Jumat, 26 Juni 2009

BRAHMAN CROSS GOES TO "JAGAL KAMPUNG"
Pada bulan-bulan terakhir ini sapi Brahman Cross atau yang lazim disebut BX mulai ramai membanjiri pasar sapi lokal di ex Karsidenan Banyumas. Para pelaku usaha pemotongan sapi (jagal) tidak usah repot-repot lagi pergi ke pasar-pasar sapi atau ke desa-desa untuk mencari "barang". Mereka cukup nunggu kiriman dari para supplier BX. Ada beberapa alasan kenapa para jagal dengan mudah menerima sapi BX. Antara lain adalah :
  • stock sapi bisa kontinyu
  • harga relatif lebih murah dibanding sapi lokal (Rp. 49.000, untuk BX dan Rp. 52.000 untuk PO)
  • harga ditentukan atas dasar timbangan karkas bukan jogrog
  • sapi BX yang dipotong "pasti" dalam kondisi gemuk dengan persentase karkas kurang lebih 50% ( pemotongan 1 ekor BX karkasnya sama dengan 2 ekor PO), artinya lebih efisien dalam tenaga
  • Jarang ditemui kasus jeroan (hati) rusak.

Kunggulan-keunggulan di atas tidak ditemui pada sapi lokal (PO). Imbasnya adalah sapi PO dinomerduakan. Kondisi ini memang sebuah dilema. Apabila pemenuhan daging sapi hanya bertumpu pada sapi lokal, suatu saat populasi sapi lokal akan habis sebab angka pemotongan lebih tinggi dibanding angka perkembangan populasi. Akan tetapi, apabila pemenuhan daging sapi lebih banyak dipenuhi dari sapi import (BX) maka nasib para peternak di daerah (yang pada umumnya memelihara sapi PO) akan terancam karena harga sapi lokal jatuh.
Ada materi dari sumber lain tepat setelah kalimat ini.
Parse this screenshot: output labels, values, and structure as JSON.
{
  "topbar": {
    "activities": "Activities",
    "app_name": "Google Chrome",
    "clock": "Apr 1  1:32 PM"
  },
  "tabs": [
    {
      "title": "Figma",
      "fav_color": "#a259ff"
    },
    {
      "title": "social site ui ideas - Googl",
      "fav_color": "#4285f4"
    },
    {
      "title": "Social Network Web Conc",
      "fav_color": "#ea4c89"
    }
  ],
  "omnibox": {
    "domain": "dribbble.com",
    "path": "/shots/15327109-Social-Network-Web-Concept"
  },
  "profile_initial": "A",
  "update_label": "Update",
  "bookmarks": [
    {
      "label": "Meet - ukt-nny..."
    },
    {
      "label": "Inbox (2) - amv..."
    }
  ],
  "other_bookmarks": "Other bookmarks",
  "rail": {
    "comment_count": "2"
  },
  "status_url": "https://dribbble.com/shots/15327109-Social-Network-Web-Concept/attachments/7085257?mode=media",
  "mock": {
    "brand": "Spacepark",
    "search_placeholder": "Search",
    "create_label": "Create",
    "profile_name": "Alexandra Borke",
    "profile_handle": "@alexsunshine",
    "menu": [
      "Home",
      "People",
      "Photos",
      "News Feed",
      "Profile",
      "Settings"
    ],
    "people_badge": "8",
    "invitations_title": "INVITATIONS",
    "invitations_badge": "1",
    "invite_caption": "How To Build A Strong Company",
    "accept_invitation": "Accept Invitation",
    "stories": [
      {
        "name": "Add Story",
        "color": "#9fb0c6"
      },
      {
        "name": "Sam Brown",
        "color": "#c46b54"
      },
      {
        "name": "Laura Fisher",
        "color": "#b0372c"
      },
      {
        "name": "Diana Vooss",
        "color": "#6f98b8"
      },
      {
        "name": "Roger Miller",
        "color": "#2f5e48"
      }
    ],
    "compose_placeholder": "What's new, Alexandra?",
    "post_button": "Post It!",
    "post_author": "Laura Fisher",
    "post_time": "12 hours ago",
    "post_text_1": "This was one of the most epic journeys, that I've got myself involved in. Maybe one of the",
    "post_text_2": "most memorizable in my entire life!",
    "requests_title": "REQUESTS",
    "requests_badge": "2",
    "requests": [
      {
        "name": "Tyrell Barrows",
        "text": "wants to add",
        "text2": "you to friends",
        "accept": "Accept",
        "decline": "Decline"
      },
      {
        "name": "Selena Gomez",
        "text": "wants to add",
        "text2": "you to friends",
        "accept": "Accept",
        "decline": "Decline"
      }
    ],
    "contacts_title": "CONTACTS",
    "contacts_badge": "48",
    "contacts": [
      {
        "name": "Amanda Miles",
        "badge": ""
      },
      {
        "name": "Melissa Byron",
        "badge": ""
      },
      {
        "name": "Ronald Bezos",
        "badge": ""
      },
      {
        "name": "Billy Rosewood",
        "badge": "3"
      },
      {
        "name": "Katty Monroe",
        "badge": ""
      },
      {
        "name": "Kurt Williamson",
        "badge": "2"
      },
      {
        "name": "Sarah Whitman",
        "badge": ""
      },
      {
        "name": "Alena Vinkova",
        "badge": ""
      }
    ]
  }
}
Sementara kebutuhan daging sapi harus tetap terpenuhi demi terciptanya generasi penerus bangsa yang cerdas.

Ada sebuah cerita, sebut saja Pak Amin (bukan nama sebenarnya), dia mempunyai sapi PO jantan dua ekor yang dia beli dari pasar pada awal bulan Februari 2009 dengan harga 6 juta per ekornya. Dia membeli sapi tersebut dengan maksud sebagai tabungan untuk persiapan biaya anak sulungnya masuk bangku kuliah dan anak ragilnya yang akan dikhitan. Setelah dipelihara (digemukan) selama kurang lebih 4 bulan dia bermaksud menjual sapi tersebut, kebetulan anaknya sudah mendaftar kuliah di sebuah perguruan tinggi dan harus memepersiapkan dana untuk keperluan itu. Kondisi sapinya sekarang jauh lebih gemuk dibanding ketika beli. Sapi-sapi tersebut dibawanya ke pasar dan dia menawarkan dengan harga 7 juta per ekor. Tetapi sapi tersebut tidak laku-laku karena calon pembeli cuma menawar dengan harga maksimal 6 juta per ekor. Hari itu dia pulang dengan tengan hampa. Pada hari pasaran berikutnya dibawanya lagi sapi-sapi tersebut ke pasar yang berbeda, tetapi kejadiannya sama dengan kemarin. Sapi-sapi tersebut akhirnya dibawa pulang lagi. Untuk biaya transportasi pulang pergi ke pasar dia menghabiskan uang Rp. 400.000. Untung tidak bisa diraih malah rugi yang dia alami.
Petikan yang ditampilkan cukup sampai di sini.